I could continue, but the concept of hybrid vigor is accepted as real. And if not, then go try to herd some feral pigs. So, the discussion of hybrid vigor certainly has a place for beef producers. The beef industry can tone down the extremes of hybrid vigor and keep the good points: increased calf vigor that improves livability, increased reproductive potential and associated decreased costs.

The premise of a good beef crossbreeding program was to keep the production unit, the cow, smaller and refine costs to make the cow practical but productive. The advantage came with a terminal sire, or one that would maintain all the pluses achieved with heterosis (the crossing of unrelated breeds), plus add unique traits associated with the selected breed of terminal sire. This was good. And the beef cattle breeding systems were expanded to handle more breeds.

Programs maximized production through terminal sires or more sophisticated rotational breeding programs and allowed for the inclusion of new breeds on the maternal side. Crossbreeding works.

Seedstock producers have improved their genetics through selection for increased production attained through selection for growth and other traits. The lowly heritable traits, however, still maintain the advantages attained though heterosis.
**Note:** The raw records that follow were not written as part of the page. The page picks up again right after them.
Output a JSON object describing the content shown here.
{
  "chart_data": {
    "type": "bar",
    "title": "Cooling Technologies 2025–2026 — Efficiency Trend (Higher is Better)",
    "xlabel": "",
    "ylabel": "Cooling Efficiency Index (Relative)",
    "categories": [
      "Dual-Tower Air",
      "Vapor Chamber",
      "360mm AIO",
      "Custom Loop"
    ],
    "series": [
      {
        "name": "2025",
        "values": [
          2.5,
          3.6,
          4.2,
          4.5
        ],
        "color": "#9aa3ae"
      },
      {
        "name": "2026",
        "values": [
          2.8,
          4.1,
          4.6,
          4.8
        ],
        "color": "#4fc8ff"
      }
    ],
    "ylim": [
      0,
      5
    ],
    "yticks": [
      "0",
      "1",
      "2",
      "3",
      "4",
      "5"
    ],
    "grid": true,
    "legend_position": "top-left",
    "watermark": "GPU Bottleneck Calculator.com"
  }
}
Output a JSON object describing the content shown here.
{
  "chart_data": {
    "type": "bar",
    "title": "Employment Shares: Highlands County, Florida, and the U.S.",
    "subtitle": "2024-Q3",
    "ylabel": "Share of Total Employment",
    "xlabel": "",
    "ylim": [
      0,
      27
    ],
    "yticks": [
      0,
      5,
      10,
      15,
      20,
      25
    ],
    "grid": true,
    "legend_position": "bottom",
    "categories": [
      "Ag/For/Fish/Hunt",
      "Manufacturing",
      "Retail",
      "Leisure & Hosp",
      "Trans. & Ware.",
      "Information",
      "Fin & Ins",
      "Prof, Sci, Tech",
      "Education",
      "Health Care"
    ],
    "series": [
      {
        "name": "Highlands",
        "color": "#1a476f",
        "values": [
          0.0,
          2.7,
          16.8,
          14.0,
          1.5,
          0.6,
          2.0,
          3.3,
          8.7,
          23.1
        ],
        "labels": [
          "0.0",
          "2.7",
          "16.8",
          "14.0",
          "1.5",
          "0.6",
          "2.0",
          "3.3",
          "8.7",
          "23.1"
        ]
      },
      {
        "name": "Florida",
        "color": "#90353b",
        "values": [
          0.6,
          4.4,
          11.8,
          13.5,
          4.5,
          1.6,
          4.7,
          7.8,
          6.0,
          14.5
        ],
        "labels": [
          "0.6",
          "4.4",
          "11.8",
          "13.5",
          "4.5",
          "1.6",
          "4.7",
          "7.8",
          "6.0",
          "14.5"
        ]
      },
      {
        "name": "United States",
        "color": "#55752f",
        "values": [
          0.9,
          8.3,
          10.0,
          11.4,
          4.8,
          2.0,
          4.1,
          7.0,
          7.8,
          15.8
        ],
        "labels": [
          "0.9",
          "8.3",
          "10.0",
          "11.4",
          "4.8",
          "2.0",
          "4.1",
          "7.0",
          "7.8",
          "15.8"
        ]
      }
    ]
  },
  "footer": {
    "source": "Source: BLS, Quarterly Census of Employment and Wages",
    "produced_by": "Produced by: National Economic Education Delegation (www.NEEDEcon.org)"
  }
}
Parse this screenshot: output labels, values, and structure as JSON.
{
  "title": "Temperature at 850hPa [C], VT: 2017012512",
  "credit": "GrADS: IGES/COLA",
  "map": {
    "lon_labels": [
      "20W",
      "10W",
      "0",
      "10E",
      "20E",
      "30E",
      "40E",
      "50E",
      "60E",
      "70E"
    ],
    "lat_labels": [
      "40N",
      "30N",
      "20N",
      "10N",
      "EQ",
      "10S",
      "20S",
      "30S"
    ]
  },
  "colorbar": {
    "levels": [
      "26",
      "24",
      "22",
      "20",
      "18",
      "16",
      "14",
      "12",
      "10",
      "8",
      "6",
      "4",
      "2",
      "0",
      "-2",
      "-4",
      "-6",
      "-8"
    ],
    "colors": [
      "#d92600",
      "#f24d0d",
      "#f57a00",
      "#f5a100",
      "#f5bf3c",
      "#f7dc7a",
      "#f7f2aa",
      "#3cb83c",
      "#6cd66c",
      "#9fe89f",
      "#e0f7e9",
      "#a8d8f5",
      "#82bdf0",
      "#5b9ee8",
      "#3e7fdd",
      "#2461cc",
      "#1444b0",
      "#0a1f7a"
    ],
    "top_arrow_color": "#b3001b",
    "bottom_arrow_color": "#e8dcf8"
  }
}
So why the point? In the genetic world, remember that measureable and non-measurable advantages are evident as diverse genetics are crossed. That is simply fact, but the concept of developing crossbreeding systems has taken second seat to selection, potentially shrinking the tool chest.

As new, cost-efficient beef systems are explored, a large tool chest is needed. Those early black baldy concepts were real as producers look to manage the right cows, cows that are reproductively superior, biologically efficient and wean calves that exceed the cows’ ability to grow.

Now is a good time to think about terminal beef cattle systems.